Her two children, from her previous marriage, were in France and appeared at a midnight news conference with French President Nicolas Sarkozy.
"It's the moment we so hoped for," said her daughter, Melanie Delloye-Betancourt. "We can't wait to hold her in our arms. I really want to thank the French president because ever since he got in charge, things became possible."
The rescue ended an excruciating ordeal for the hostages, including the U.S. defense contractors, who worked for Northrop Grumman Corp.
They were taken prisoner along with another colleague in February 2003 after their single-engine plane crash landed in Caqueta province while on drug surveillance. The FARC killed the fourth American, Thomas Janis, and a Colombian soldier shortly after the crash.
The operation was the latest in a series of blows to the FARC that demonstrates what many analysts say is the group's weakened state. But the rebels are believed to still hold 700 hostages.
Since his election in 2002, President Alvaro Uribe has kept the FARC on the defensive, regaining much of the territory the rebels once controlled.
FARC ranks are believed to have shrunk from 20,000 a decade ago to as few as 8,000, partly because of incentives offered to get rebel fighters to desert. Over the last year, several leaders have been killed captured or have surrendered.
Morale within the group suffered recently when FARC founder and leader Pedro Antonio Marin, also known as Manuel Marulanda, died March 26, apparently of natural causes, weeks after his second in command, Raul Reyes, was killed during a daring commando raid across the Ecuadorean border that prompted a regional crisis.
A top level field commander, Nelly Avila Moreno, known by the alias Karina, who once controlled FARC drug trafficking in several central states, said after her surrender in May that the FARC was "crumbling" and that she had been out of touch with the command for two years.
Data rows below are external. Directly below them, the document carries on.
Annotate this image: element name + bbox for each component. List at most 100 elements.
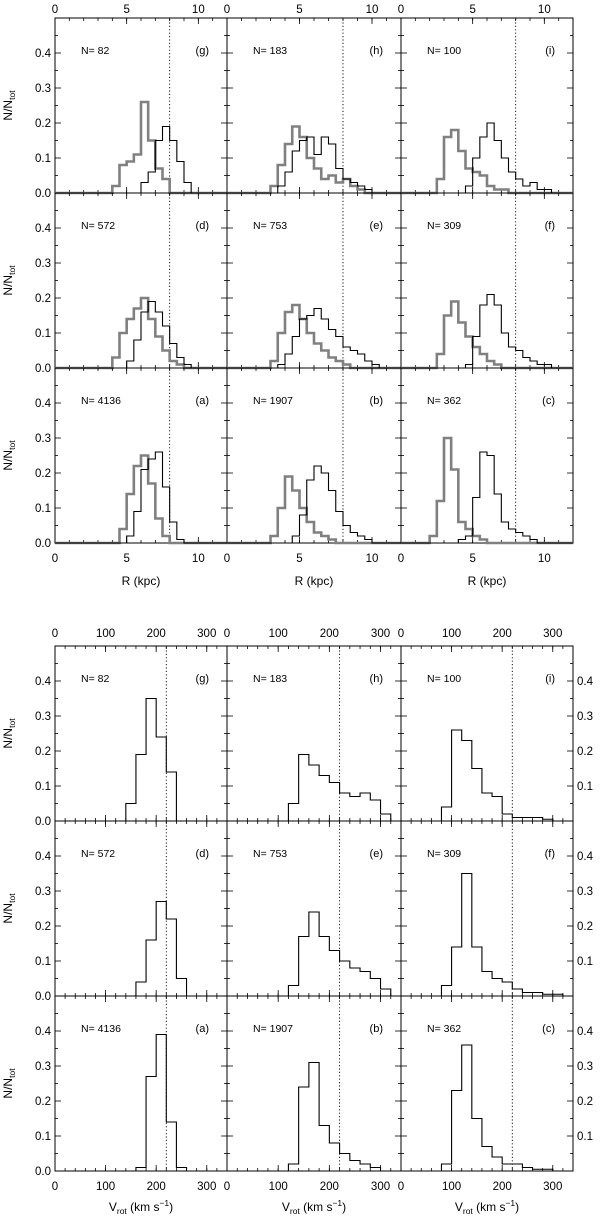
y-tick-label: 0.3	[35, 1061, 51, 1073]
x-tick-label-top: 5	[469, 4, 475, 16]
y-tick-label: 0.1	[35, 328, 51, 340]
x-axis-label-units: (km s	[300, 1200, 333, 1214]
x-tick-label-top: 0	[224, 628, 230, 640]
panel-f: N= 309 (f) 0.1 0.2 0.3 0.4	[400, 820, 594, 997]
panel-letter-label: (c)	[542, 395, 555, 407]
y-tick-label: 0.4	[35, 398, 52, 410]
panel-e: N= 753 (e)	[226, 192, 402, 370]
x-tick-label-top: 200	[493, 628, 512, 640]
x-axis-label-sub: rot	[463, 1206, 474, 1216]
histogram-thick-gray	[55, 100, 227, 195]
y-tick-label: 0.0	[35, 816, 51, 828]
y-tick-label: 0.2	[35, 746, 51, 758]
y-axis-label-sub: tot	[7, 718, 17, 728]
x-tick-label-bottom: 200	[320, 1181, 339, 1193]
y-tick-label: 0.4	[35, 676, 52, 688]
n-count-label: N= 183	[253, 673, 287, 685]
panel-f: N= 309 (f)	[400, 192, 574, 370]
panel-a: N= 4136 (a) 0.0 0.1 0.2 0.3 0.4 N/Ntot 0 5 10 R (kp…	[1, 367, 228, 588]
n-count-label: N= 362	[427, 395, 461, 407]
y-tick-label-right: 0.4	[577, 1026, 594, 1038]
y-tick-label: 0.0	[35, 1166, 51, 1178]
y-tick-label: 0.2	[35, 468, 51, 480]
panel-g: N= 82 (g) 0.0 0.1 0.2 0.3 0.4 N/Ntot 0 100 200 300	[1, 628, 228, 828]
y-tick-label: 0.2	[35, 921, 51, 933]
histogram-thin	[227, 753, 401, 822]
y-tick-label: 0.1	[35, 781, 51, 793]
y-axis-label: N/Ntot	[1, 1068, 17, 1099]
x-tick-label-bottom: 100	[269, 1181, 288, 1193]
x-tick-label-top: 300	[371, 628, 390, 640]
panel-letter-label: (a)	[196, 1023, 209, 1035]
n-count-label: N= 572	[81, 848, 115, 860]
x-tick-label-top: 10	[538, 4, 551, 16]
x-tick-label-bottom: 0	[398, 553, 404, 565]
panel-e: N= 753 (e)	[226, 820, 402, 997]
n-count-label: N= 183	[253, 45, 287, 57]
panel-letter-label: (e)	[370, 220, 383, 232]
panel-b: N= 1907 (b) 0 5 10 R (kpc)	[224, 367, 402, 588]
n-count-label: N= 309	[427, 848, 461, 860]
histogram-thick-gray	[401, 128, 573, 195]
n-count-label: N= 100	[427, 45, 461, 57]
x-tick-label-bottom: 100	[442, 1181, 461, 1193]
histogram-thick-gray	[401, 300, 573, 370]
y-tick-label: 0.0	[35, 991, 51, 1003]
x-tick-label-bottom: 300	[197, 1181, 216, 1193]
x-axis-label: R (kpc)	[468, 574, 507, 588]
x-tick-label-bottom: 5	[123, 553, 129, 565]
histogram-thin	[227, 465, 401, 544]
panel-i: N= 100 (i) 0.1 0.2 0.3 0.4 0 100 200 300	[398, 628, 594, 822]
x-axis-label-close: )	[342, 1200, 346, 1214]
x-tick-label-top: 0	[398, 4, 404, 16]
panel-letter-label: (f)	[545, 848, 555, 860]
x-axis-label-main: V	[282, 1200, 290, 1214]
y-tick-label: 0.0	[35, 363, 51, 375]
panel-letter-label: (f)	[545, 220, 555, 232]
x-tick-label-bottom: 10	[192, 553, 205, 565]
panel-letter-label: (g)	[196, 45, 209, 57]
x-tick-label-top: 0	[52, 4, 58, 16]
histogram-thin	[227, 911, 401, 997]
panel-h: N= 183 (h) 0 5 10	[224, 4, 402, 195]
n-count-label: N= 82	[81, 45, 109, 57]
x-tick-label-top: 300	[543, 628, 562, 640]
x-axis-label: R (kpc)	[122, 574, 161, 588]
y-tick-label: 0.3	[35, 886, 51, 898]
panel-letter-label: (d)	[196, 848, 209, 860]
y-tick-label-right: 0.3	[577, 711, 593, 723]
x-axis-label: Vrot (km s−1)	[109, 1198, 173, 1216]
panel-i: N= 100 (i) 0 5 10	[398, 4, 574, 195]
x-tick-label-top: 5	[123, 4, 129, 16]
histogram-thin	[401, 1044, 573, 1172]
y-axis-label-sub: tot	[7, 440, 17, 450]
x-tick-label-top: 5	[296, 4, 302, 16]
n-count-label: N= 572	[81, 220, 115, 232]
x-tick-label-top: 100	[442, 628, 461, 640]
x-axis-label-units: (km s	[473, 1200, 506, 1214]
histogram-thick-gray	[227, 475, 401, 545]
y-axis-label-sub: tot	[7, 1068, 17, 1078]
y-axis-label-main: N/N	[1, 100, 15, 121]
panel-letter-label: (h)	[370, 673, 383, 685]
n-count-label: N= 4136	[81, 1023, 121, 1035]
y-tick-label: 0.2	[35, 1096, 51, 1108]
x-tick-label-top: 10	[366, 4, 379, 16]
y-tick-label: 0.4	[35, 48, 52, 60]
panel-letter-label: (d)	[196, 220, 209, 232]
y-axis-label-main: N/N	[1, 275, 15, 296]
panel-g: N= 82 (g) 0.0 0.1 0.2 0.3 0.4 N/Ntot 0 5 10	[1, 4, 228, 200]
n-count-label: N= 1907	[253, 1023, 293, 1035]
y-tick-label: 0.1	[35, 956, 51, 968]
x-tick-label-bottom: 5	[469, 553, 475, 565]
x-axis-label: Vrot (km s−1)	[282, 1198, 346, 1216]
x-axis-label-exponent: −1	[505, 1198, 515, 1208]
x-tick-label-bottom: 5	[296, 553, 302, 565]
y-tick-label: 0.1	[35, 1131, 51, 1143]
panel-h: N= 183 (h) 0 100 200 300	[224, 628, 402, 822]
x-tick-label-top: 300	[197, 628, 216, 640]
x-axis-label-main: V	[455, 1200, 463, 1214]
Colombian armed forces using U.S. intelligence technology are thought to have cracked the rebels' communications system and tracked their movements by monitoring cellphone and satellite phone usage.
Those compromised communications may have enabled the Colombian forces to spin the ruse that led to the rescue. Details were not disclosed Wednesday on how FARC commander "Cesar" was fooled into bringing together the 15 hostages from three locations.
U.S. military spokespersons, wanting to emphasize the independence of the Colombian military in planning the operation, declined to comment on the rescue. One said U.S. involvement in the hostage rescue was limited to providing a medical team to care for the freed captives and a transport plane.